Beyond Gutai 1955-2009
This exhibition, the first of Tsuruko Yamazaki’s in France, features new work made of
tin and canvas specifically made for this exhibition as well as early works that originally
marked her ingenuity. This opportunity provides a rare chance to view Yamazaki’s
unique artistic path of over six decades.
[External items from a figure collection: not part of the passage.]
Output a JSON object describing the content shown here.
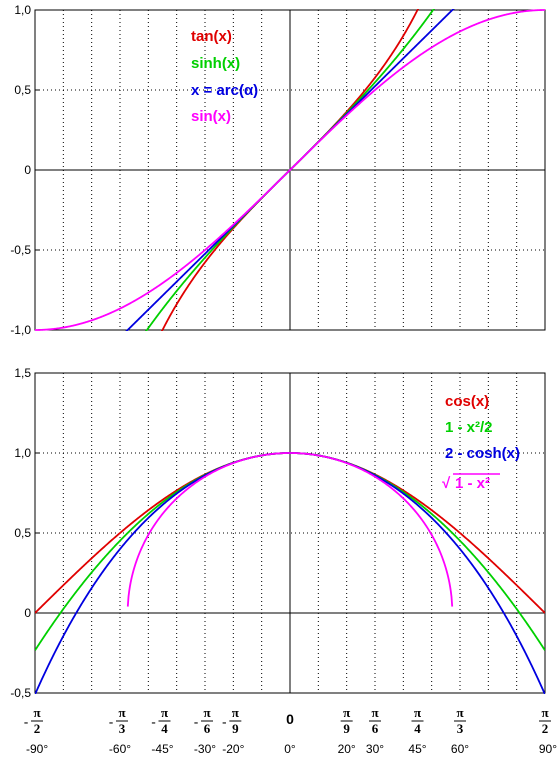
{
  "colors": {
    "red": "#e00000",
    "green": "#00d000",
    "blue": "#0000e0",
    "magenta": "#ff00ff"
  },
  "chart_data": [
    {
      "type": "line",
      "x_unit": "degrees",
      "xlim": [
        -90,
        90
      ],
      "ylim": [
        -1.0,
        1.0
      ],
      "yticks": [
        "1,0",
        "0,5",
        "0",
        "-0,5",
        "-1,0"
      ],
      "ytick_values": [
        1.0,
        0.5,
        0,
        -0.5,
        -1.0
      ],
      "grid": true,
      "legend_position": "top-left",
      "series": [
        {
          "name": "tan(x)",
          "color": "red",
          "function": "tan"
        },
        {
          "name": "sinh(x)",
          "color": "green",
          "function": "sinh"
        },
        {
          "name": "x = arc(α)",
          "color": "blue",
          "function": "arc"
        },
        {
          "name": "sin(x)",
          "color": "magenta",
          "function": "sin"
        }
      ]
    },
    {
      "type": "line",
      "x_unit": "degrees",
      "xlim": [
        -90,
        90
      ],
      "ylim": [
        -0.5,
        1.5
      ],
      "yticks": [
        "1,5",
        "1,0",
        "0,5",
        "0",
        "-0,5"
      ],
      "ytick_values": [
        1.5,
        1.0,
        0.5,
        0,
        -0.5
      ],
      "grid": true,
      "legend_position": "top-right",
      "series": [
        {
          "name": "cos(x)",
          "color": "red",
          "function": "cos"
        },
        {
          "name": "1 - x²/2",
          "color": "green",
          "function": "taylor"
        },
        {
          "name": "2 - cosh(x)",
          "color": "blue",
          "function": "twominuscosh"
        },
        {
          "name": "1 - x²",
          "color": "magenta",
          "function": "sqrt",
          "prefix": "√"
        }
      ],
      "xticks": [
        {
          "deg": -90,
          "sign": "-",
          "num": "π",
          "den": "2",
          "label": "-90°"
        },
        {
          "deg": -60,
          "sign": "-",
          "num": "π",
          "den": "3",
          "label": "-60°"
        },
        {
          "deg": -45,
          "sign": "-",
          "num": "π",
          "den": "4",
          "label": "-45°"
        },
        {
          "deg": -30,
          "sign": "-",
          "num": "π",
          "den": "6",
          "label": "-30°"
        },
        {
          "deg": -20,
          "sign": "-",
          "num": "π",
          "den": "9",
          "label": "-20°"
        },
        {
          "deg": 0,
          "zero": "0",
          "label": "0°"
        },
        {
          "deg": 20,
          "sign": "",
          "num": "π",
          "den": "9",
          "label": "20°"
        },
        {
          "deg": 30,
          "sign": "",
          "num": "π",
          "den": "6",
          "label": "30°"
        },
        {
          "deg": 45,
          "sign": "",
          "num": "π",
          "den": "4",
          "label": "45°"
        },
        {
          "deg": 60,
          "sign": "",
          "num": "π",
          "den": "3",
          "label": "60°"
        },
        {
          "deg": 90,
          "sign": "",
          "num": "π",
          "den": "2",
          "label": "90°"
        }
      ]
    }
  ]
}
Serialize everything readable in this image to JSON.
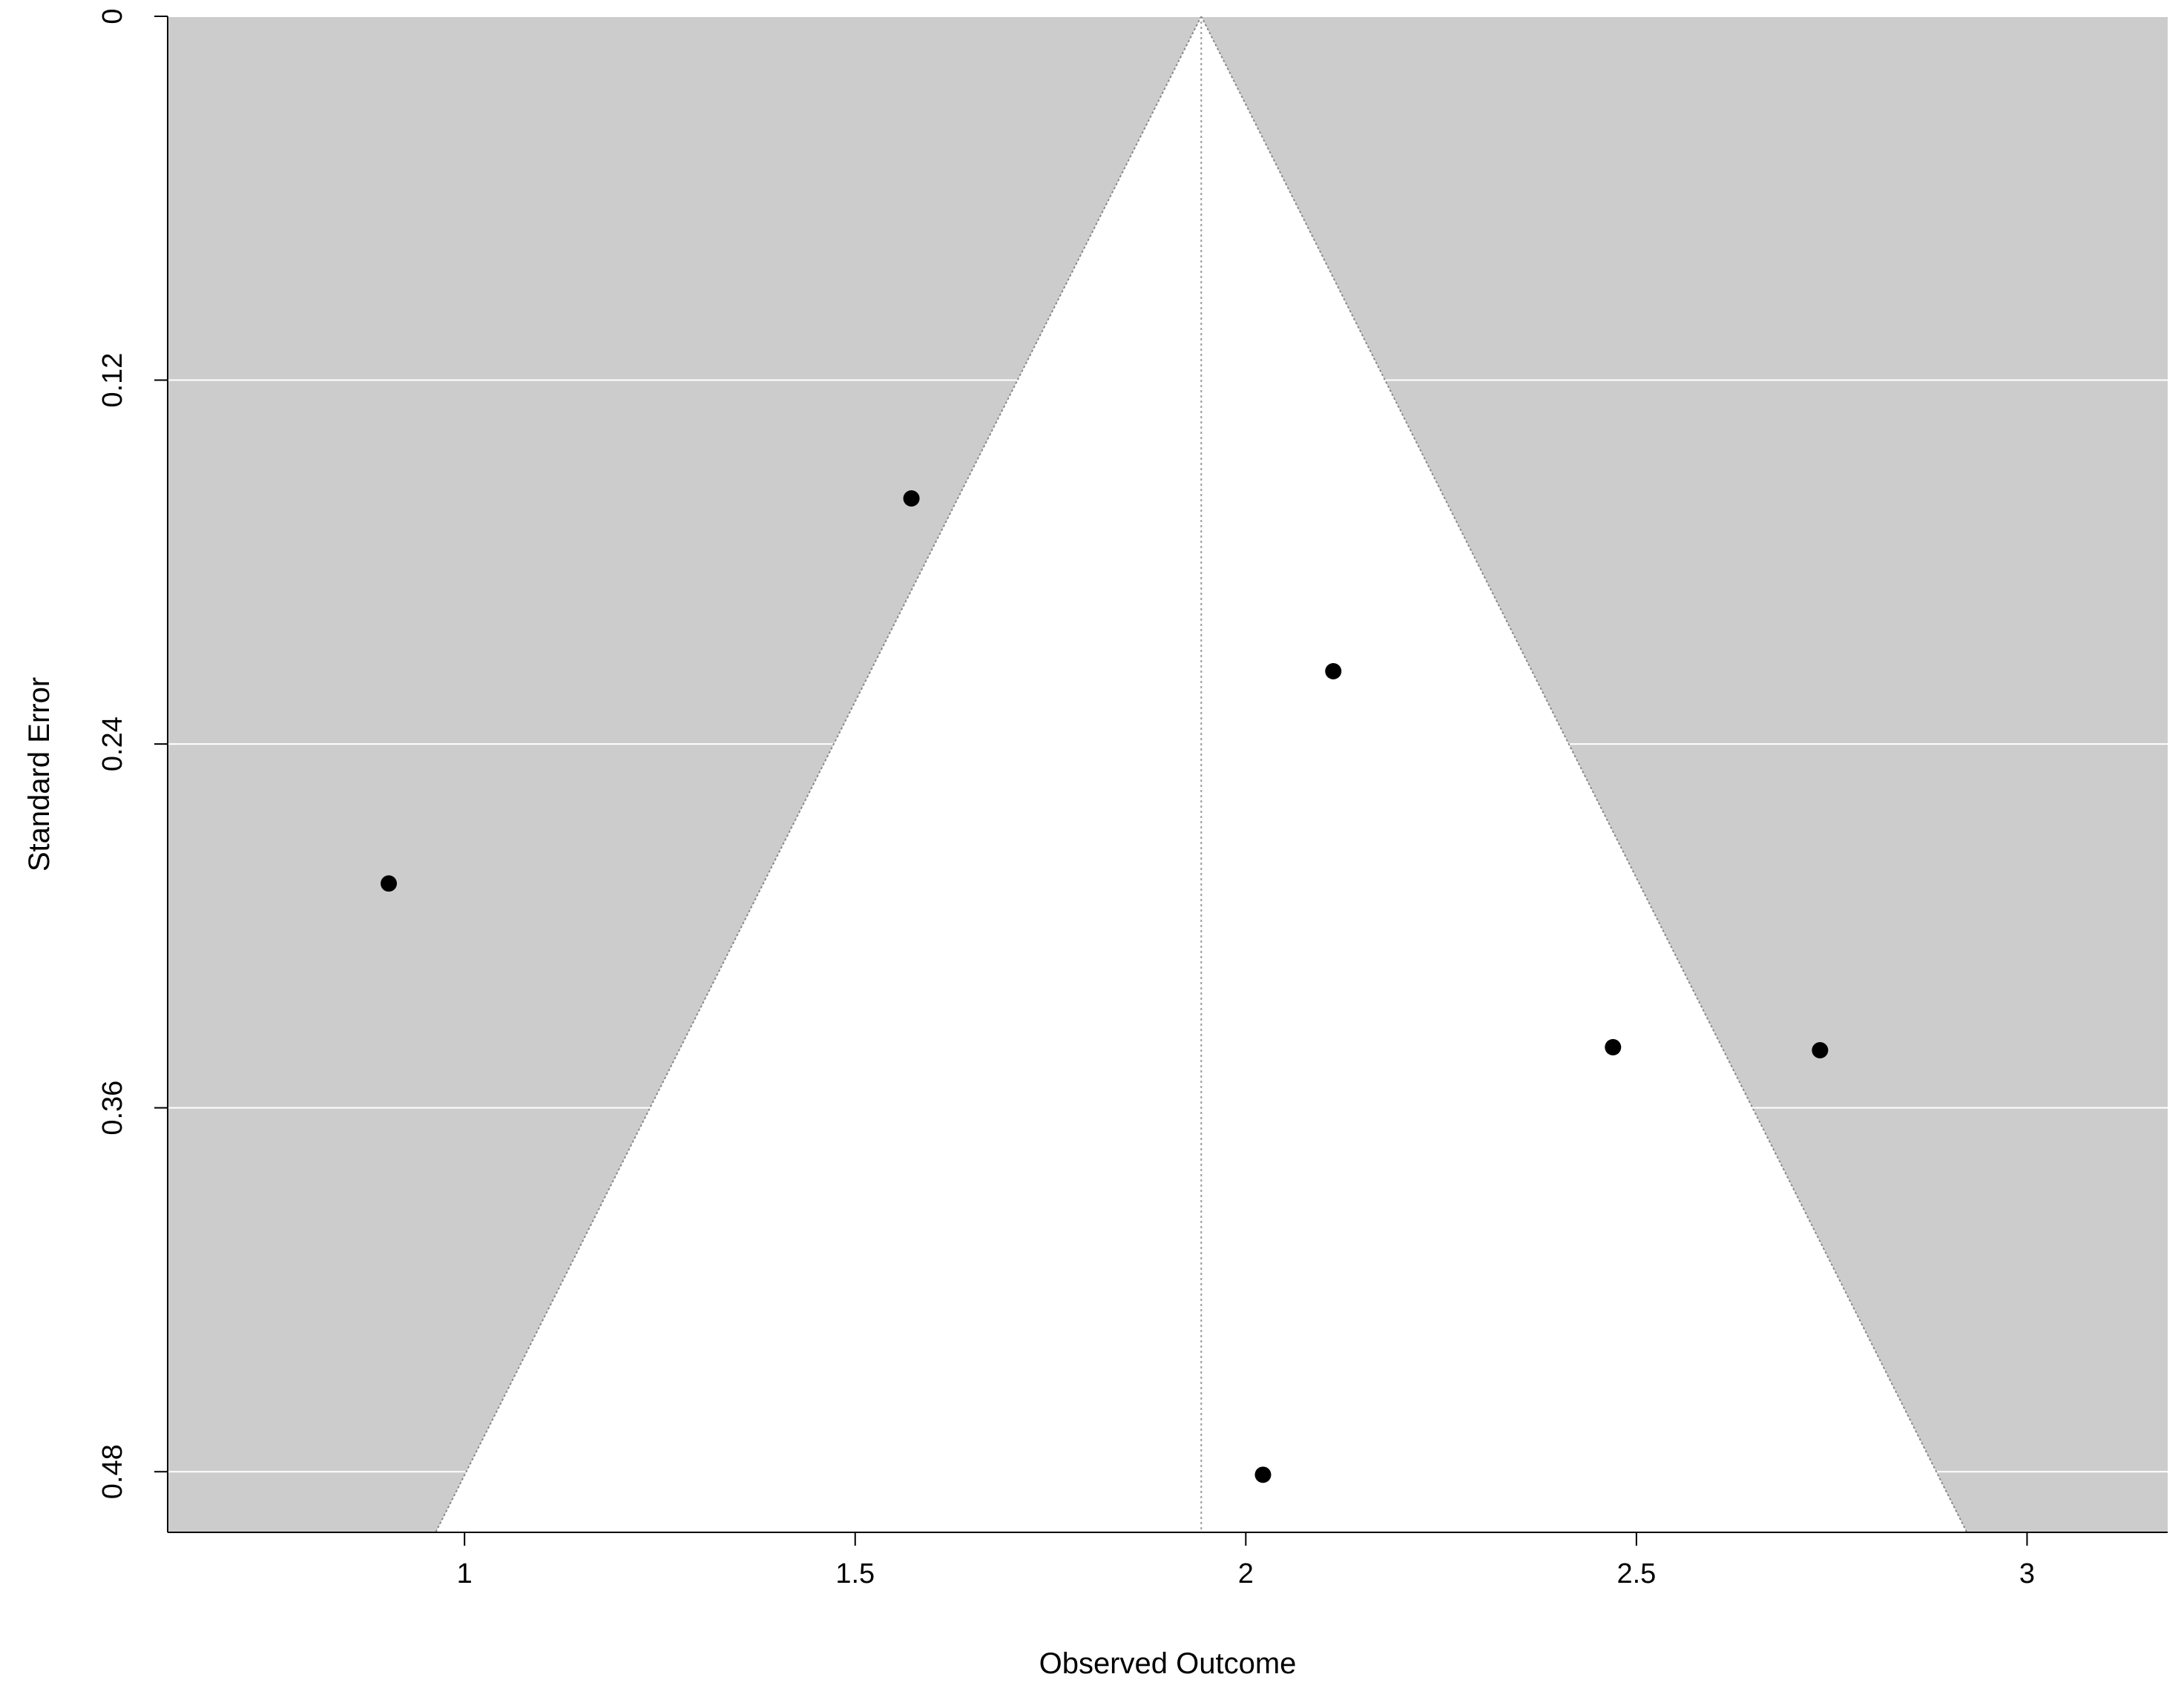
{
  "chart_data": {
    "type": "scatter",
    "subtype": "funnel-plot",
    "xlabel": "Observed Outcome",
    "ylabel": "Standard Error",
    "xlim": [
      0.62,
      3.18
    ],
    "ylim": [
      0.5,
      0
    ],
    "y_reversed": true,
    "x_ticks": [
      1,
      1.5,
      2,
      2.5,
      3
    ],
    "x_tick_labels": [
      "1",
      "1.5",
      "2",
      "2.5",
      "3"
    ],
    "y_ticks": [
      0,
      0.12,
      0.24,
      0.36,
      0.48
    ],
    "y_tick_labels": [
      "0",
      "0.12",
      "0.24",
      "0.36",
      "0.48"
    ],
    "grid": "horizontal",
    "funnel": {
      "center": 1.943,
      "z": 1.96,
      "region_color": "#ffffff",
      "background_color": "#cccccc",
      "grid_color": "#ffffff",
      "reference_line": "dotted"
    },
    "points": [
      {
        "x": 0.903,
        "y": 0.286
      },
      {
        "x": 1.572,
        "y": 0.159
      },
      {
        "x": 2.112,
        "y": 0.216
      },
      {
        "x": 2.022,
        "y": 0.481
      },
      {
        "x": 2.47,
        "y": 0.34
      },
      {
        "x": 2.735,
        "y": 0.341
      }
    ],
    "point_color": "#000000"
  }
}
Tsuruko Yamazaki, born in 1925 was a founding member of the avant-garde collective
Gutai (Gutai Art Association, 1954-1972) that, under the unorthodox leadership of Jiro
Yoshihara, explored radical and experimental methods in search of a new visual
language. Seizing the reflective qualities of the hard-edged metal tin, Yamazaki
demonstrated a variety of inventive styles that include works such as: The Cans, 1955,
made from thirty tin cans painted with pink dye and installed randomly on the floor,
and Work, 1957, consisting of crushed tin sheets on the wall with colored gelatin lights
on the floor. Exhibited in a series of legendary exhibitions organized by the Gutai
between 1955 and 1957, these seminal works exude a glittering presence where
material, light, color and form are unified for maximum visual and sensual effects.
In her subsequent series of paintings on canvas from the 1960's, Yamazaki emulated
the mesmerizing power generated by the diffused reflection of tin, in which brightly
colored, geometric and biomorphic forms collide and overlap on the surface evoking a
dynamic, multi-dimensional reality. At the core of these delirious experiments, beyond
what art critic Michel Tapié called ''confusion,'' there is Yamazaki's genuine
curiosity in unraveling the nature of trans-dimensional perception well beyond logic.
This enlightening vision continues to propel her work today resulting in fully
unexpected and playful twists, turns and returns.
Yamazaki’s early works from the Gutai period have been shown in many survey
exhibitions of Japanese Contemporary art including: "Japon des Avant-gardes 1910-
1970," at Centre Georges Pompidou in 1986, La Biennale di Venezia in 1993 and
2009. In 2004, the first retrospective exhibition was held at Ashiya City Museum of Art
and History, Japan. And yet, her work as an individual artist beyond the Gutai period
has remained mostly unknown internationally.
“Gutai" literally means "concrete" in Japanese, but the group’s use of the name
actually comes from the collective's determination to "create art that proves our
spirits are free." Beyond Gutai, Yamazaki is the true embodiment of that very spirit.